Hi, I’m currently trying to evaluate the usability...
# ask-community
s
Hi, I’m currently trying to evaluate the usability of Prefect (and other orchestration tools) for a rather complex workflow that we have at work. Just to give you a brief context: I’m working for a research institute and we want to chain some of our simulation models together with the models of another institute. However, due to legal constraints (export control), we have very strict limitations on what we are allowed to exchange between both organizations. The general idea is that the models shall stay within each organization, to be executed on local hardware, and only input/output data is transferred. The goal is that the data transfer and workflow continuation is organized by Prefect. The structure of a typical workflow can look like the attached diagram (tasks could also be subflows): For this workflow the following privacy constrains would need to be respected: • The task’s source code of one organization shall not be visible for the other organization. • The data exchange within one organization shall not be accessible for the other organization, e.g.

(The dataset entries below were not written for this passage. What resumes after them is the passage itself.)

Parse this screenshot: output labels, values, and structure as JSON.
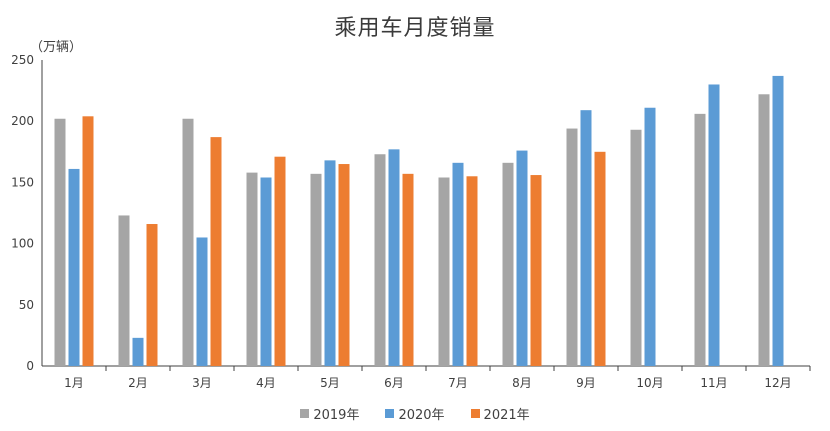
{
  "chart_data": {
    "type": "bar",
    "title": "乘用车月度销量",
    "ylabel": "（万辆）",
    "xlabel": "",
    "ylim": [
      0,
      250
    ],
    "yticks": [
      0,
      50,
      100,
      150,
      200,
      250
    ],
    "grid": false,
    "legend_position": "bottom",
    "categories": [
      "1月",
      "2月",
      "3月",
      "4月",
      "5月",
      "6月",
      "7月",
      "8月",
      "9月",
      "10月",
      "11月",
      "12月"
    ],
    "series": [
      {
        "name": "2019年",
        "color": "#a5a5a5",
        "values": [
          202,
          123,
          202,
          158,
          157,
          173,
          154,
          166,
          194,
          193,
          206,
          222
        ]
      },
      {
        "name": "2020年",
        "color": "#5b9bd5",
        "values": [
          161,
          23,
          105,
          154,
          168,
          177,
          166,
          176,
          209,
          211,
          230,
          237
        ]
      },
      {
        "name": "2021年",
        "color": "#ed7d31",
        "values": [
          204,
          116,
          187,
          171,
          165,
          157,
          155,
          156,
          175,
          null,
          null,
          null
        ]
      }
    ]
  }
}
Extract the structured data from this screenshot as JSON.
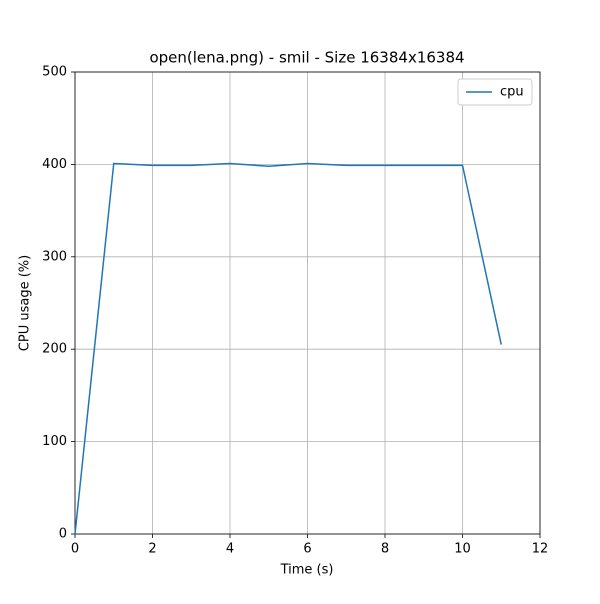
{
  "chart_data": {
    "type": "line",
    "title": "open(lena.png) - smil - Size 16384x16384",
    "x_label": "Time (s)",
    "y_label": "CPU usage (%)",
    "x": [
      0,
      1,
      2,
      3,
      4,
      5,
      6,
      7,
      8,
      9,
      10,
      11
    ],
    "series": [
      {
        "name": "cpu",
        "color": "#1f77b4",
        "values": [
          0,
          401,
          399,
          399,
          401,
          398,
          401,
          399,
          399,
          399,
          399,
          205
        ]
      }
    ],
    "xlim": [
      0,
      12
    ],
    "xticks": [
      0,
      2,
      4,
      6,
      8,
      10,
      12
    ],
    "ylim": [
      0,
      500
    ],
    "yticks": [
      0,
      100,
      200,
      300,
      400,
      500
    ],
    "grid": true,
    "legend": "upper right"
  }
}
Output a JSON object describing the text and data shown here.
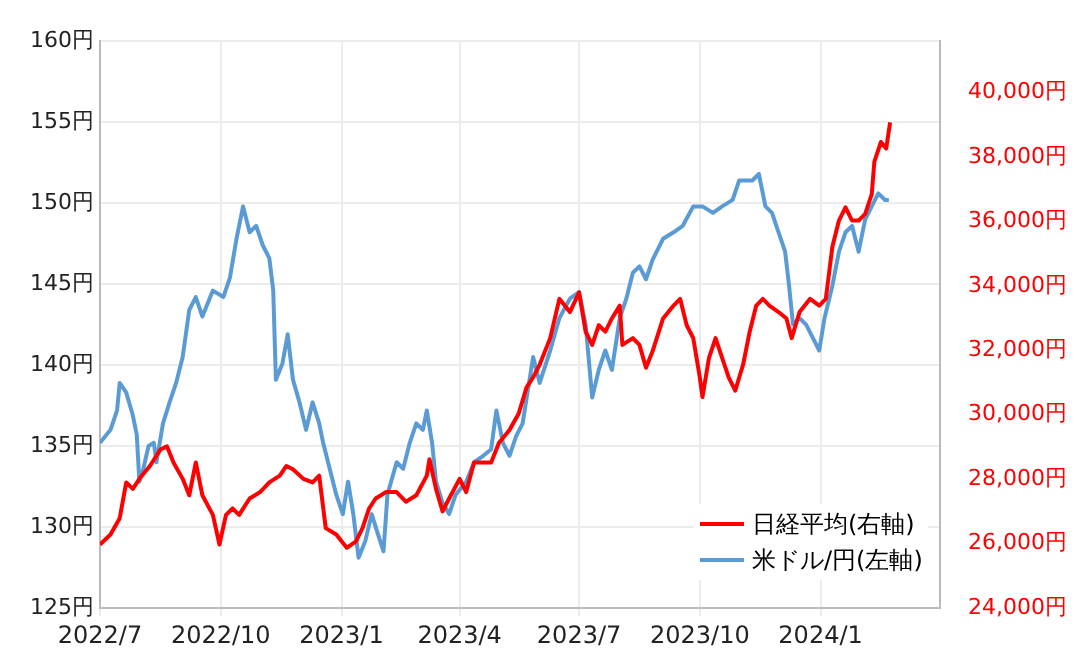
{
  "chart_data": {
    "type": "line",
    "xlim": [
      "2022-07-01",
      "2024-04-01"
    ],
    "xticks": [
      {
        "value": "2022-07",
        "label": "2022/7"
      },
      {
        "value": "2022-10",
        "label": "2022/10"
      },
      {
        "value": "2023-01",
        "label": "2023/1"
      },
      {
        "value": "2023-04",
        "label": "2023/4"
      },
      {
        "value": "2023-07",
        "label": "2023/7"
      },
      {
        "value": "2023-10",
        "label": "2023/10"
      },
      {
        "value": "2024-01",
        "label": "2024/1"
      }
    ],
    "ylim": [
      125,
      160
    ],
    "yticks": [
      {
        "value": 125,
        "label": "125円"
      },
      {
        "value": 130,
        "label": "130円"
      },
      {
        "value": 135,
        "label": "135円"
      },
      {
        "value": 140,
        "label": "140円"
      },
      {
        "value": 145,
        "label": "145円"
      },
      {
        "value": 150,
        "label": "150円"
      },
      {
        "value": 155,
        "label": "155円"
      },
      {
        "value": 160,
        "label": "160円"
      }
    ],
    "y2lim": [
      24000,
      41600
    ],
    "y2ticks": [
      {
        "value": 24000,
        "label": "24,000円"
      },
      {
        "value": 26000,
        "label": "26,000円"
      },
      {
        "value": 28000,
        "label": "28,000円"
      },
      {
        "value": 30000,
        "label": "30,000円"
      },
      {
        "value": 32000,
        "label": "32,000円"
      },
      {
        "value": 34000,
        "label": "34,000円"
      },
      {
        "value": 36000,
        "label": "36,000円"
      },
      {
        "value": 38000,
        "label": "38,000円"
      },
      {
        "value": 40000,
        "label": "40,000円"
      }
    ],
    "grid": true,
    "legend": "bottom right",
    "marker": "none",
    "line_style": "solid",
    "series": [
      {
        "name": "日経平均(右軸)",
        "color": "#ff0000",
        "axis": "y2",
        "x": [
          "2022-07-01",
          "2022-07-09",
          "2022-07-16",
          "2022-07-21",
          "2022-07-26",
          "2022-07-31",
          "2022-08-08",
          "2022-08-16",
          "2022-08-21",
          "2022-08-26",
          "2022-09-02",
          "2022-09-07",
          "2022-09-12",
          "2022-09-17",
          "2022-09-25",
          "2022-09-30",
          "2022-10-05",
          "2022-10-10",
          "2022-10-15",
          "2022-10-23",
          "2022-10-31",
          "2022-11-07",
          "2022-11-15",
          "2022-11-20",
          "2022-11-25",
          "2022-12-03",
          "2022-12-10",
          "2022-12-15",
          "2022-12-20",
          "2022-12-28",
          "2023-01-05",
          "2023-01-12",
          "2023-01-17",
          "2023-01-22",
          "2023-01-27",
          "2023-02-04",
          "2023-02-12",
          "2023-02-19",
          "2023-02-27",
          "2023-03-07",
          "2023-03-09",
          "2023-03-14",
          "2023-03-19",
          "2023-03-24",
          "2023-04-01",
          "2023-04-06",
          "2023-04-12",
          "2023-04-19",
          "2023-04-25",
          "2023-05-01",
          "2023-05-09",
          "2023-05-16",
          "2023-05-22",
          "2023-05-27",
          "2023-06-01",
          "2023-06-09",
          "2023-06-16",
          "2023-06-24",
          "2023-07-01",
          "2023-07-06",
          "2023-07-11",
          "2023-07-16",
          "2023-07-21",
          "2023-07-26",
          "2023-08-01",
          "2023-08-03",
          "2023-08-11",
          "2023-08-16",
          "2023-08-21",
          "2023-08-26",
          "2023-09-03",
          "2023-09-11",
          "2023-09-16",
          "2023-09-21",
          "2023-09-26",
          "2023-10-01",
          "2023-10-03",
          "2023-10-08",
          "2023-10-13",
          "2023-10-18",
          "2023-10-23",
          "2023-10-28",
          "2023-11-03",
          "2023-11-08",
          "2023-11-13",
          "2023-11-18",
          "2023-11-23",
          "2023-11-30",
          "2023-12-06",
          "2023-12-10",
          "2023-12-16",
          "2023-12-24",
          "2023-12-31",
          "2024-01-05",
          "2024-01-10",
          "2024-01-15",
          "2024-01-20",
          "2024-01-25",
          "2024-01-30",
          "2024-02-04",
          "2024-02-09",
          "2024-02-11",
          "2024-02-16",
          "2024-02-20",
          "2024-02-23"
        ],
        "values": [
          25970,
          26280,
          26790,
          27900,
          27700,
          28010,
          28410,
          28920,
          29020,
          28520,
          28010,
          27500,
          28520,
          27500,
          26890,
          25970,
          26890,
          27090,
          26890,
          27400,
          27600,
          27900,
          28110,
          28410,
          28310,
          28010,
          27900,
          28110,
          26480,
          26280,
          25870,
          26070,
          26480,
          27090,
          27400,
          27600,
          27600,
          27300,
          27500,
          28110,
          28620,
          27700,
          27000,
          27400,
          28010,
          27600,
          28520,
          28520,
          28520,
          29130,
          29530,
          30040,
          30850,
          31160,
          31560,
          32380,
          33600,
          33190,
          33800,
          32580,
          32170,
          32780,
          32580,
          32990,
          33390,
          32170,
          32380,
          32170,
          31460,
          31970,
          32990,
          33390,
          33600,
          32780,
          32380,
          31160,
          30550,
          31770,
          32380,
          31770,
          31160,
          30750,
          31560,
          32580,
          33390,
          33600,
          33390,
          33190,
          32990,
          32380,
          33190,
          33600,
          33390,
          33600,
          35220,
          36030,
          36440,
          36030,
          36030,
          36240,
          36850,
          37860,
          38470,
          38270,
          39080
        ]
      },
      {
        "name": "米ドル/円(左軸)",
        "color": "#5b9bd5",
        "x": [
          "2022-07-01",
          "2022-07-09",
          "2022-07-14",
          "2022-07-16",
          "2022-07-21",
          "2022-07-26",
          "2022-07-29",
          "2022-07-31",
          "2022-08-03",
          "2022-08-07",
          "2022-08-11",
          "2022-08-13",
          "2022-08-18",
          "2022-08-23",
          "2022-08-28",
          "2022-09-02",
          "2022-09-07",
          "2022-09-12",
          "2022-09-17",
          "2022-09-25",
          "2022-10-03",
          "2022-10-08",
          "2022-10-13",
          "2022-10-18",
          "2022-10-23",
          "2022-10-28",
          "2022-11-02",
          "2022-11-07",
          "2022-11-10",
          "2022-11-12",
          "2022-11-17",
          "2022-11-21",
          "2022-11-25",
          "2022-11-30",
          "2022-12-05",
          "2022-12-10",
          "2022-12-15",
          "2022-12-18",
          "2022-12-23",
          "2022-12-28",
          "2023-01-02",
          "2023-01-06",
          "2023-01-10",
          "2023-01-14",
          "2023-01-19",
          "2023-01-24",
          "2023-01-29",
          "2023-02-02",
          "2023-02-05",
          "2023-02-12",
          "2023-02-17",
          "2023-02-22",
          "2023-02-27",
          "2023-03-04",
          "2023-03-07",
          "2023-03-11",
          "2023-03-14",
          "2023-03-19",
          "2023-03-24",
          "2023-03-29",
          "2023-04-06",
          "2023-04-12",
          "2023-04-19",
          "2023-04-25",
          "2023-04-29",
          "2023-05-04",
          "2023-05-09",
          "2023-05-14",
          "2023-05-19",
          "2023-05-27",
          "2023-06-01",
          "2023-06-09",
          "2023-06-16",
          "2023-06-24",
          "2023-07-01",
          "2023-07-06",
          "2023-07-11",
          "2023-07-16",
          "2023-07-21",
          "2023-07-26",
          "2023-08-01",
          "2023-08-06",
          "2023-08-11",
          "2023-08-16",
          "2023-08-21",
          "2023-08-26",
          "2023-09-03",
          "2023-09-11",
          "2023-09-18",
          "2023-09-26",
          "2023-10-03",
          "2023-10-11",
          "2023-10-18",
          "2023-10-26",
          "2023-10-31",
          "2023-11-05",
          "2023-11-10",
          "2023-11-15",
          "2023-11-20",
          "2023-11-25",
          "2023-11-30",
          "2023-12-05",
          "2023-12-08",
          "2023-12-11",
          "2023-12-16",
          "2023-12-21",
          "2023-12-26",
          "2023-12-31",
          "2024-01-04",
          "2024-01-10",
          "2024-01-15",
          "2024-01-20",
          "2024-01-25",
          "2024-01-30",
          "2024-02-04",
          "2024-02-09",
          "2024-02-14",
          "2024-02-19",
          "2024-02-22"
        ],
        "values": [
          135.2,
          136.0,
          137.2,
          138.9,
          138.3,
          136.9,
          135.7,
          132.8,
          133.6,
          135.0,
          135.2,
          134.0,
          136.4,
          137.7,
          138.9,
          140.5,
          143.4,
          144.2,
          143.0,
          144.6,
          144.2,
          145.4,
          147.8,
          149.8,
          148.2,
          148.6,
          147.4,
          146.6,
          144.6,
          139.1,
          140.1,
          141.9,
          139.1,
          137.7,
          136.0,
          137.7,
          136.4,
          135.2,
          133.6,
          132.0,
          130.8,
          132.8,
          130.8,
          128.1,
          129.1,
          130.8,
          129.5,
          128.5,
          132.0,
          134.0,
          133.6,
          135.2,
          136.4,
          136.0,
          137.2,
          135.2,
          132.8,
          131.5,
          130.8,
          132.0,
          132.8,
          134.0,
          134.4,
          134.8,
          137.2,
          135.2,
          134.4,
          135.6,
          136.4,
          140.5,
          138.9,
          140.9,
          142.9,
          144.1,
          144.5,
          142.5,
          138.0,
          139.7,
          140.9,
          139.7,
          142.9,
          144.1,
          145.7,
          146.1,
          145.3,
          146.5,
          147.8,
          148.2,
          148.6,
          149.8,
          149.8,
          149.4,
          149.8,
          150.2,
          151.4,
          151.4,
          151.4,
          151.8,
          149.8,
          149.4,
          148.2,
          147.0,
          144.9,
          142.5,
          142.9,
          142.5,
          141.7,
          140.9,
          142.9,
          144.9,
          147.0,
          148.2,
          148.6,
          147.0,
          149.0,
          149.8,
          150.6,
          150.2,
          150.2
        ]
      }
    ]
  }
}
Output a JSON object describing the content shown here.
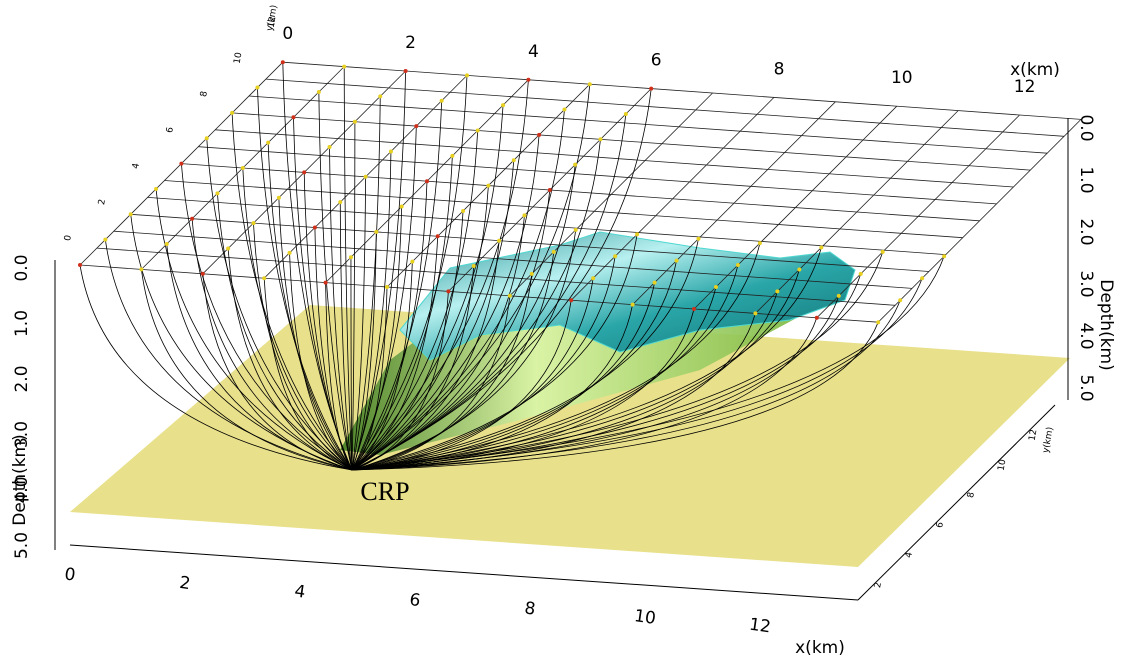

Organization 1 shall not get access to the data exchanged between Task C, D & E. • The data exchange between organizations shall be SSL secured, e.g from Task B to C. • The task logs of one organization shall not be visible for the other organization. (In case of failures, log files have a high potential to expose the internals of the models) Given the very modular architecture of Prefect I would assume that such a setup should be possible. However, so far I could not find documentation which is pointing me into the right direction. So, any help or ideas on this topic would be very appreciated! P.S.: I could imagine that such a use case is also very relevant for other Prefect users, e.g. for companies in a customer-supplier relationship.
🤔 1
b
Hey Steffen! > Given the very modular architecture of Prefect I would assume that such a setup should be possible After reading the requirements that you described above, I think Prefect would be a good fit. You can read more about Prefect's security posture, and hybrid execution model, here. In short, Prefect doesn't need ingress access to your environment in order to orchestrate your workflows. Your team's source code and data don't need to be shared with Prefect (or the other organization for that matter) in order for your workflows to run.
For transferring data between tasks B and C, and E and F, are you considering using remote storage? (ie: S3, GCS, Azure Blob storage, etc.?)
s
Hey Bianca, Thanks for your quick response! 🙂 Steffen and I are working together on this topic. > For transferring data between tasks B and C, and E and F, are you considering using remote storage? (ie: S3, GCS, Azure Blob storage, etc.?) To be honest, we’re still exploring how data transfer between tasks works in Prefect. Due to the above mentioned privacy constraints, using cloud resources isn’t an option for us. However, we could set up e.g. an S3-compliant database on a local server, such as MinIO. Our initial idea was to configure a local Prefect server (e.g., within Organization 1) and use two Work Pools - one in each organization - to execute tasks. However, we’ve run into some challenges in setting up a workflow that spans across different machines. Specifically, we’re trying to execute tasks like Task A and B on Server 1, and Task C, D, and E on Server 2, within one workflow. We came across this discussion and this issue, which suggest that distributed workflows like this are not yet fully supported in Prefect. While this doesn’t seem to be a fundamental limitation, it might be that this use case hasn’t been a primary focus or thoroughly documented yet. Looking forward to your insights and any recommendations you might have for addressing this setup!